How do I know what ground stations I pick up? I can watch planes landing at KAUS, so I assume I pick up KAUS, so that’s probably the most significant one. So far the only aircraft that I’ve picked up that broadcast ground that I’ve noticed are at KAUS.
If you run dump1090 without --quiet or --interactive it will show details for each message; an uplink site ID message may look something like:
UPLINK:
Site Latitude: +29.7025 (possibly invalid)
Site Longitude: -96.9007 (possibly invalid)
UTC coupled: yes
Slot ID: 0
TIS-B Site ID: 12
I’ve only done it for UAT from dump978’s output, that’s easy to filter uplinks for further inspection. Not sure if there’s a good way to filter out uplinks for 1090 without logging hundreds of messages per second!

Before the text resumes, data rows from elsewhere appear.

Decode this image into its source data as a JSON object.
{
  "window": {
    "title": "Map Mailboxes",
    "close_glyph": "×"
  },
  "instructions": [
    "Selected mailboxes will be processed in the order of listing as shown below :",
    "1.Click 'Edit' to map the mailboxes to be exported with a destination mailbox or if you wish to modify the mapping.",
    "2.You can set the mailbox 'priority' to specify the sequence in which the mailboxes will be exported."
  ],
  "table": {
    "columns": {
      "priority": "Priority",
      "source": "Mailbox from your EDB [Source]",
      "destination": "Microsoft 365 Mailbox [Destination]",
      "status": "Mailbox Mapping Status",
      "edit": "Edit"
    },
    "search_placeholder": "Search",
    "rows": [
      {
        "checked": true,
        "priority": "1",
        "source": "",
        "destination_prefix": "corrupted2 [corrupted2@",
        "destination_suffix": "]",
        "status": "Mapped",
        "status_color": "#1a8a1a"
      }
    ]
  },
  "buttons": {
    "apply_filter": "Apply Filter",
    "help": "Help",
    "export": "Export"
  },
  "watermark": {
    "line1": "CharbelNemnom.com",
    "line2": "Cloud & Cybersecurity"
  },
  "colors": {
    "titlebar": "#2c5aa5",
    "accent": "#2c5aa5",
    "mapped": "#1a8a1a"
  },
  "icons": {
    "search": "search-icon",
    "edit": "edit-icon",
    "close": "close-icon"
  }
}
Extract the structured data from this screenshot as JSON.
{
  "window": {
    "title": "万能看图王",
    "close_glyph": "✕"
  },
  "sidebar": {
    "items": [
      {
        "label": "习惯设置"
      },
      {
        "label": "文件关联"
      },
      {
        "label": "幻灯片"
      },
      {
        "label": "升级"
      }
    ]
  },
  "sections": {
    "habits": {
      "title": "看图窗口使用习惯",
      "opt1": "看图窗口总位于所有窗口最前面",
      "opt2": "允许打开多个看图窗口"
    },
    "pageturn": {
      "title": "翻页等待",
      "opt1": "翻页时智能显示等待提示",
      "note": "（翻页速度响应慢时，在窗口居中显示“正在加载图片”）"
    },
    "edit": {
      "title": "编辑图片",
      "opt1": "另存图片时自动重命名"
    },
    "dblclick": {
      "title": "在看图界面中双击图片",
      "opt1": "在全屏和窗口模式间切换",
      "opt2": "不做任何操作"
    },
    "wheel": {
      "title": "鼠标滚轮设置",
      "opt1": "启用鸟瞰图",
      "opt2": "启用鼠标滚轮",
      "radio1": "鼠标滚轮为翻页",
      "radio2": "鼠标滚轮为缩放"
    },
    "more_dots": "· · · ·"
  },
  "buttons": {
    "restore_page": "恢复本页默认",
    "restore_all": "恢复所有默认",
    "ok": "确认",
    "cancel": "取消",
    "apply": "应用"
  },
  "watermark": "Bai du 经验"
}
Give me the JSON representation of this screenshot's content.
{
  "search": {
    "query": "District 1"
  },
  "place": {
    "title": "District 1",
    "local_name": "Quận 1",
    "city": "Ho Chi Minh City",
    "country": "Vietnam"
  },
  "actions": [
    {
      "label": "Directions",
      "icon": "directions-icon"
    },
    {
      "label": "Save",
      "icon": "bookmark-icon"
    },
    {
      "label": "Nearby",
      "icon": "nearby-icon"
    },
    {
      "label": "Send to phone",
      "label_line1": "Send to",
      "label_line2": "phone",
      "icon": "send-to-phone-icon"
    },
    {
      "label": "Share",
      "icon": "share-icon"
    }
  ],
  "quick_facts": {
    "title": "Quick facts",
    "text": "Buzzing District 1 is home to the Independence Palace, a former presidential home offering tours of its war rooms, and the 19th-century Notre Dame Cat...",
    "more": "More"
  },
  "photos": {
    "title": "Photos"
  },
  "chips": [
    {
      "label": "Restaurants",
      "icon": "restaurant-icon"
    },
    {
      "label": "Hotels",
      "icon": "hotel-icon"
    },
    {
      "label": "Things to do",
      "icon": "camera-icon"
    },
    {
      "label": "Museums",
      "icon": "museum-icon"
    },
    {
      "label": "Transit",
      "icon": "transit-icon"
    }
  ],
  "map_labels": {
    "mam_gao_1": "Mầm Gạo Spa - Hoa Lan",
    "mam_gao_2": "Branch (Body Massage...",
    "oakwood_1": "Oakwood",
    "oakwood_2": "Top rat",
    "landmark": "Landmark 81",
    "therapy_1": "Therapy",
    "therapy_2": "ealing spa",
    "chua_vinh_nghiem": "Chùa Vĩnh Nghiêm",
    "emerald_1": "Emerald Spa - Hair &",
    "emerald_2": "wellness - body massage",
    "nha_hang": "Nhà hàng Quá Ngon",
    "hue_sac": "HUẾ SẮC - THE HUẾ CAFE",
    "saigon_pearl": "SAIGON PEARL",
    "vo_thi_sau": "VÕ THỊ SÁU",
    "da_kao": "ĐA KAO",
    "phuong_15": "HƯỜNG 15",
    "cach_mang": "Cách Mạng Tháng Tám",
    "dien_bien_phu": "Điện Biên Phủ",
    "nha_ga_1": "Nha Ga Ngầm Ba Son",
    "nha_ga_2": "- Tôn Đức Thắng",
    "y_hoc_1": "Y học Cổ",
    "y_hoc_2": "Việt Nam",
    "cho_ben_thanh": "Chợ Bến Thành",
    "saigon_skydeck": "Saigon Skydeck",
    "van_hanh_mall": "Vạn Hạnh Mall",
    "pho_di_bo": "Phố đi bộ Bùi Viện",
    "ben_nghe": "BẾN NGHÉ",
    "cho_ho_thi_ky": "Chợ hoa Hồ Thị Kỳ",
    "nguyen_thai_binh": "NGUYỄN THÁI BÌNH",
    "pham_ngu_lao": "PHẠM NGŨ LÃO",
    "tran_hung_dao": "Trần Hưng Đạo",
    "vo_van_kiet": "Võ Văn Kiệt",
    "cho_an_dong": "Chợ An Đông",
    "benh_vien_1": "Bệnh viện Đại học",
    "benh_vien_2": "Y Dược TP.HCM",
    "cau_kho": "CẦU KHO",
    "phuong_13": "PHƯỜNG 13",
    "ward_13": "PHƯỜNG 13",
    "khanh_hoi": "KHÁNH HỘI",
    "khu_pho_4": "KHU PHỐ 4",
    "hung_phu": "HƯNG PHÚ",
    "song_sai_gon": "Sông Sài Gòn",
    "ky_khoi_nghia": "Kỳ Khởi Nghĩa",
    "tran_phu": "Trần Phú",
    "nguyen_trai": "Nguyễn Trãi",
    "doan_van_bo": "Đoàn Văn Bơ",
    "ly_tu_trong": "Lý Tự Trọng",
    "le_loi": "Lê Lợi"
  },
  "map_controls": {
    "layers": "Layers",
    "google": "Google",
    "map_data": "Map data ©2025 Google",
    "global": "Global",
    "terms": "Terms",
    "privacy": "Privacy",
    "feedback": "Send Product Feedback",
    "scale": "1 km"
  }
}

UAT does report the site location like that, but there’s no equivalent 1090MHz message.
That said, it’s somewhat likely that 978MHz ground stations also operate as 1090MHz ground stations, so maybe if you look around for the UAT ones you can work out what you have a line of sight to. IIRC there are a few lists of UAT ground sites floating around on the internet (they are easy to find since they broadcast their locations and often 978-in hardware will show where you’re receiving data from; also, big antennas show up well on satellite photos if you want to doublecheck!)